Papa ? Rose était...sa fille ? Qu'importe, je suis trop tétanisé pour penser à quoi que ce soit d'autre excepté cette horrible scène. Les yeux de M.Jefferson se pose alors vaguement sur moi et articule ses derniers mots :

-Traître.

Et il s'éteint, les yeux ouverts avec une sécrétion blanche sur le coin des lèvres. C'est ensuite au tour de Rose de me regarder, mais j'ai su dans son regard qu'elle n'allait pas être tendre.

-Tu l'as tué !

-Rose...je ne savais pas...

-Bien-sûr ! Tu te tapes la fille du patron pour ensuite avoir la garanti de monter plus haut dans la hiérarchie et prendre sa place ! Ma place devrais-je dire à présent ! Tu avais tout calculé depuis le début !

-Rose, je t'assure que je ne savais rien de tout ça...

-Arrête avec ton visage innocent et si séduisant ! J'étais sur le point de t'annoncer que j'acceptais d'avoir une relation sérieuse avec toi, j'ai bien fait d'attendre encore un peu !

-Rose s'il te plaît écoute moi...

-Non, tu en as assez fait comme ça. Je vais demander à partir plus tôt en Angleterre, cela me fera le plus grand bien, plus je serais loin de toi et mieux ce sera.

Je la laisse sortir, je n'essaye même pas de la retenir, ça ne servirait à rien. Mais en tout cas il fallait que je sache qui a fait ça. Quelques minutes plus tard, deux hommes en uniforme, entrent dans le hall suivis de Rose.

-Arrêtez cet homme.

Je me laisse faire. Les policiers me passent les menottes et me disent :

-Nous allons vous emmener en garde à vu et vous serez soumis à un interrogatoire afin d'expliquer la raison de votre acte.

Je secoue la tête en signe d'approbation et ils me guident jusque dans la voiture de patrouille. Ils m'installent sur la banquette arrière puis démarrent. J'ai tout juste le temps de regarder dans le rétroviseur pour apercevoir Rose. Elle avait les mains croisées et fixait la voiture qui partait indifférente. Une fois hors de mon champ de vision, je n'ai pu m'empêcher de laisser couler quelques larmes. Tout allait si bien, pourquoi moi ? Après une demi-heure de route, la voiture se gare sur un immense parking. Les deux policiers descendent, me font sortir de la voiture et m'emmène à l'intérieur d'un grand bâtiment. Je marche la tête baissé, j'ai perdu toute force de me tenir droit. Les deux agents parlent à une femme qui tape ensuite sur un clavier d'ordinateur et quelques minutes plus tard je me retrouve dans une cellule de garde à vue. C'est petit, inconfortable, les gens défilent en me reluquant de haut en bas, se demandant ce que j'ai bien pu faire, en pensant que je suis un criminel, mais il n'est rien de tout ça. Je le jure sur ma propre vie. Pendant ce qui m'a paru une éternité, je n'ai cessé de regarder mes mains liés avec ces foutus bracelets d'argent. J'ai également réussi, non sans mal, à sortir mon portefeuille et à y prendre les deux mots que Rose m'avait écrits. Le premier avec sa trace de rouge à lèvre lorsqu'elle m'avait donné son numéro et le deuxième quand elle m'avait dit qu'elle était partie pour l'université avec ce « Je t'aime ». Le pire dans l'histoire, c'est qu'elle me l'a formulé à voix haute en disant qu'elle était prête à accepter une relation sérieuse.

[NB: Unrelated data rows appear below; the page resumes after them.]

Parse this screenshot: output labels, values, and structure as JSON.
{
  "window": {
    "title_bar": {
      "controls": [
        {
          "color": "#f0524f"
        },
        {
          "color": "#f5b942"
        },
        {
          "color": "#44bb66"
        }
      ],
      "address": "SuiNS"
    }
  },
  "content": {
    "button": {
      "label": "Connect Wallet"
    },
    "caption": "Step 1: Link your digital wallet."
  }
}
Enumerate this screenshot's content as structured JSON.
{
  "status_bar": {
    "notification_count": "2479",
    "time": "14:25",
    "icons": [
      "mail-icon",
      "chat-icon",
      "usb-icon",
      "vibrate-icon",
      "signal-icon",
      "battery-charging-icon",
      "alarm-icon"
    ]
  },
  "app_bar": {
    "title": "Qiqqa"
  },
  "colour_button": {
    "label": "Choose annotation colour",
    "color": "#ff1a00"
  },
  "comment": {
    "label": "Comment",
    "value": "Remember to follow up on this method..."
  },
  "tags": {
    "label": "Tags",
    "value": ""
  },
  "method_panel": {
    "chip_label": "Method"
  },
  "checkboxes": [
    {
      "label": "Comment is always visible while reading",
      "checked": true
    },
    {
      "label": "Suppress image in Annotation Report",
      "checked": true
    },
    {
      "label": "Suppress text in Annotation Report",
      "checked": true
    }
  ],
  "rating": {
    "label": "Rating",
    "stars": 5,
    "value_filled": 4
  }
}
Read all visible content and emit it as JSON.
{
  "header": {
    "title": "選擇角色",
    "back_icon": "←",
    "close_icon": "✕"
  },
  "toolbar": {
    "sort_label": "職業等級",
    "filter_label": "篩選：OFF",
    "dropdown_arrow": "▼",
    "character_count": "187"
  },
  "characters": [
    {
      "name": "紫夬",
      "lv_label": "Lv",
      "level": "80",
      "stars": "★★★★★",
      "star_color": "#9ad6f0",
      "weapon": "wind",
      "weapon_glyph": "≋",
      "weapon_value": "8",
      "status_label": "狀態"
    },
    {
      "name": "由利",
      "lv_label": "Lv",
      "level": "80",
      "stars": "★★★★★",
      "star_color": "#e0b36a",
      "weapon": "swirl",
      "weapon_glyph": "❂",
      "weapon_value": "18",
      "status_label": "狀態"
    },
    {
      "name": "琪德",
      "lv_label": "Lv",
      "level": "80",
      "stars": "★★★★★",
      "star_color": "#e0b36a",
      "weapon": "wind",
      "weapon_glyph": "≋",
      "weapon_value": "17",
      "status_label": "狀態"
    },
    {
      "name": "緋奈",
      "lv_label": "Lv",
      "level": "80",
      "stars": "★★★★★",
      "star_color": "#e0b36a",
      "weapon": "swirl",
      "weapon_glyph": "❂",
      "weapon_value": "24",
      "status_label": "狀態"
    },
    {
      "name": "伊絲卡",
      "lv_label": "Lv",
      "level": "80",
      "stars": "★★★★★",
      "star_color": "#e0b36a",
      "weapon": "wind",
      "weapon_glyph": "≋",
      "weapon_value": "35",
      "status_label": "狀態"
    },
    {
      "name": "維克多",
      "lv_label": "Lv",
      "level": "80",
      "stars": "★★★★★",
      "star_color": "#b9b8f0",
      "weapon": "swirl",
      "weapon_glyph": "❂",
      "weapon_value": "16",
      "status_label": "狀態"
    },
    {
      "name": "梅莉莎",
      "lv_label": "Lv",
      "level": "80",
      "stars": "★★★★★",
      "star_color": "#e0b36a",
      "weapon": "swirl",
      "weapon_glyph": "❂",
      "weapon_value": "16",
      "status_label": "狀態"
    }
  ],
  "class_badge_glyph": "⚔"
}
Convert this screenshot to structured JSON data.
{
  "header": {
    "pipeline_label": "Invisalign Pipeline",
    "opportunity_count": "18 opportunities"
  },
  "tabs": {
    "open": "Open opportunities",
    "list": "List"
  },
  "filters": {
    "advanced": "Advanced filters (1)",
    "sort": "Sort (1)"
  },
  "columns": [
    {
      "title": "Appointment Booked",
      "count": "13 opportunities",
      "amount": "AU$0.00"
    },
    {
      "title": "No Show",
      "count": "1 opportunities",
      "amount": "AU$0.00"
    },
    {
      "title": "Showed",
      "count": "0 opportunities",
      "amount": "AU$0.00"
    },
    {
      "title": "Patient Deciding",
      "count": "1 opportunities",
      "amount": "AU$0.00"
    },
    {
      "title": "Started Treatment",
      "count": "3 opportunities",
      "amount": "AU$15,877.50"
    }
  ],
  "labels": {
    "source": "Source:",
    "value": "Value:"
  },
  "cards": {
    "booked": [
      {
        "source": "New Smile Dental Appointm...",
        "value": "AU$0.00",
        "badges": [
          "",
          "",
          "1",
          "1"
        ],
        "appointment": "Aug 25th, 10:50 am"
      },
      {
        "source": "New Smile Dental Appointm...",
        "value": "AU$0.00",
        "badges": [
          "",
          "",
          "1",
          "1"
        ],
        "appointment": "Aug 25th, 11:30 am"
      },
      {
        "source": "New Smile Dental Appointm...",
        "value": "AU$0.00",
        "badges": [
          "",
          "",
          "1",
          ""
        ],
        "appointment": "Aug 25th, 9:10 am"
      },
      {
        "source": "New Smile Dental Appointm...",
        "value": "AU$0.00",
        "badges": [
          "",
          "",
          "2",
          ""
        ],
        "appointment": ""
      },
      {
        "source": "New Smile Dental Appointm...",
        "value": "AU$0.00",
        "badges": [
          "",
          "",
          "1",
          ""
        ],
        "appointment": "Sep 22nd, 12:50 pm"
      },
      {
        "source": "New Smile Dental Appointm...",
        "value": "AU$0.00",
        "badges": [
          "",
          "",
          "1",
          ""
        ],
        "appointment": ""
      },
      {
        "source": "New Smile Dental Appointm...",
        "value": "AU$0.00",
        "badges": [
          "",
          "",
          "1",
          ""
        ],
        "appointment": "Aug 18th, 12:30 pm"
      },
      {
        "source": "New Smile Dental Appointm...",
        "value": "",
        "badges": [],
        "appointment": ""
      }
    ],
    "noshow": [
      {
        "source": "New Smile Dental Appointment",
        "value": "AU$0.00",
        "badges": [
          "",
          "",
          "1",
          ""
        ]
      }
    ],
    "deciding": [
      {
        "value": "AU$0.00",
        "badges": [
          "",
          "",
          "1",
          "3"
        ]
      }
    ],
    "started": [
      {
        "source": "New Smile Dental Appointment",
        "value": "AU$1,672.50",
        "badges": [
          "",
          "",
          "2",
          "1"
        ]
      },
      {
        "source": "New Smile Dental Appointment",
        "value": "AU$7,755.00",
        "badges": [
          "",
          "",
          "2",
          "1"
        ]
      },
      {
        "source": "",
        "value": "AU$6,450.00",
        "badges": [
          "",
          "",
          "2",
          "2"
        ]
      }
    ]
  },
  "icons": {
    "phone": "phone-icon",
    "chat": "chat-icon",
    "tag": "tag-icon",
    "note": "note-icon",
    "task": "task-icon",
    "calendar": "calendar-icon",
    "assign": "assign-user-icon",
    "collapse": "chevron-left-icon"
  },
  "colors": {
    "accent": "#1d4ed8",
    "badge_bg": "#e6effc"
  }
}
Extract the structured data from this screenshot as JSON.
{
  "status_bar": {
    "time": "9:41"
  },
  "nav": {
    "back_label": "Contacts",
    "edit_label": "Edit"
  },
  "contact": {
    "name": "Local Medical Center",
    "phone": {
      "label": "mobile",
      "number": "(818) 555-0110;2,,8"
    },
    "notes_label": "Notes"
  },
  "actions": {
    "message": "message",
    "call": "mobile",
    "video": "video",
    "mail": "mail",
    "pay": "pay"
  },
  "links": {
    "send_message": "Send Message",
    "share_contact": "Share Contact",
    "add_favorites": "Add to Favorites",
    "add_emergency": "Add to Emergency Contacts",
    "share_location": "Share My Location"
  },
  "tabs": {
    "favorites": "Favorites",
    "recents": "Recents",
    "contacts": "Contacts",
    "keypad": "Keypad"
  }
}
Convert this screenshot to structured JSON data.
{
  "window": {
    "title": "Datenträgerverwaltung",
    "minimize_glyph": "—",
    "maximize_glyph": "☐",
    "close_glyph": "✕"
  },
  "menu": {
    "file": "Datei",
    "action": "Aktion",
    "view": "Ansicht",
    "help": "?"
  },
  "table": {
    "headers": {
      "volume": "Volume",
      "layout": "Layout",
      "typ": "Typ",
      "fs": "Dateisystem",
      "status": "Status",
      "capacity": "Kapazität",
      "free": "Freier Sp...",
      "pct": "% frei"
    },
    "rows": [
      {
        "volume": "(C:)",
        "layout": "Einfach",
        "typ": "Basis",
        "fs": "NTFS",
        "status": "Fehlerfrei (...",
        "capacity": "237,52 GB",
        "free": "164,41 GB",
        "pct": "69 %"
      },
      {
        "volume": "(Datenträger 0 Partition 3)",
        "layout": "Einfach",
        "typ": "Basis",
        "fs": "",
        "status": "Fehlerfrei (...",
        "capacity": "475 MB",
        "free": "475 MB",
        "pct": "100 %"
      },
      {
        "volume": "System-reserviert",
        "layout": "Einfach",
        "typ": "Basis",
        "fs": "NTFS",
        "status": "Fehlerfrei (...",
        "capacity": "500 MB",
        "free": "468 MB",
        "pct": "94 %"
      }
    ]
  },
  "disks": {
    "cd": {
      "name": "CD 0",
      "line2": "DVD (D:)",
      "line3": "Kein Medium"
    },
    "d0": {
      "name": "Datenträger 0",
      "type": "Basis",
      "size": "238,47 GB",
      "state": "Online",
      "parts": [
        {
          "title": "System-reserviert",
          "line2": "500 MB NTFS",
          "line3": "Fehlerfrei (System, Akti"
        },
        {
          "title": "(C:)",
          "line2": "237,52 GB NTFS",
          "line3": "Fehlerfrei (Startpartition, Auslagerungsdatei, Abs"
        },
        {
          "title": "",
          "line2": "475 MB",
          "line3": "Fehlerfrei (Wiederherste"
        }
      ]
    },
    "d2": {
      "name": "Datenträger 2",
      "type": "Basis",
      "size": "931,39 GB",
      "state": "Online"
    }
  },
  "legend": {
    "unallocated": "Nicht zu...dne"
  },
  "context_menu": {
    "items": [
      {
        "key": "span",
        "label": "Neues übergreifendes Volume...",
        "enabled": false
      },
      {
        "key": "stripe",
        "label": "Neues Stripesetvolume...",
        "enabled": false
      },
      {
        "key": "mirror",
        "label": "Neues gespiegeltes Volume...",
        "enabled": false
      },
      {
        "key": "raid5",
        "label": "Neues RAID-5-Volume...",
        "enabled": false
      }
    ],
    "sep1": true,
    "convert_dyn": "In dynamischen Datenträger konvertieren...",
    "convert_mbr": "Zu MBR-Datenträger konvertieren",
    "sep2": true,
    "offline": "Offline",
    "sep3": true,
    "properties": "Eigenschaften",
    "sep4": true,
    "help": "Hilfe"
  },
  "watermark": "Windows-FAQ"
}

Qu'avais-je fait pour mériter ça ? Les deux hommes reviennent me chercher et m'annoncent :

-Nous allons vous conduire dans une salle pour effectuer un interrogatoire.

Je les regarde à peine et me lève afin de les suivre. J'entre ensuite dans cette petite pièce que nous voyons tous dans les séries policières qui passent à la télévision. Oui mais Mathieu, ce n'est pas la télévision. Je m'assois sur la chaise noire, devant la table qui trônait dans cette pièce monochrome, illuminée par une faible lumière, rendant cet endroit encore plus oppressant. Un homme en costar cravate entre et s'appuie sur la table face à moi.

-Bonjour monsieur.

Je ne réponds rien.

-Quel est votre nom je vous prie ?

-Mathieu Coleman, dis-je faiblement.

-Votre âge ?

-Vingt-sept ans.

-Votre métier ?

-Je travaille dans la banque qu'entretenait M.Jefferson, vous ne savez déjà pas tout ça ?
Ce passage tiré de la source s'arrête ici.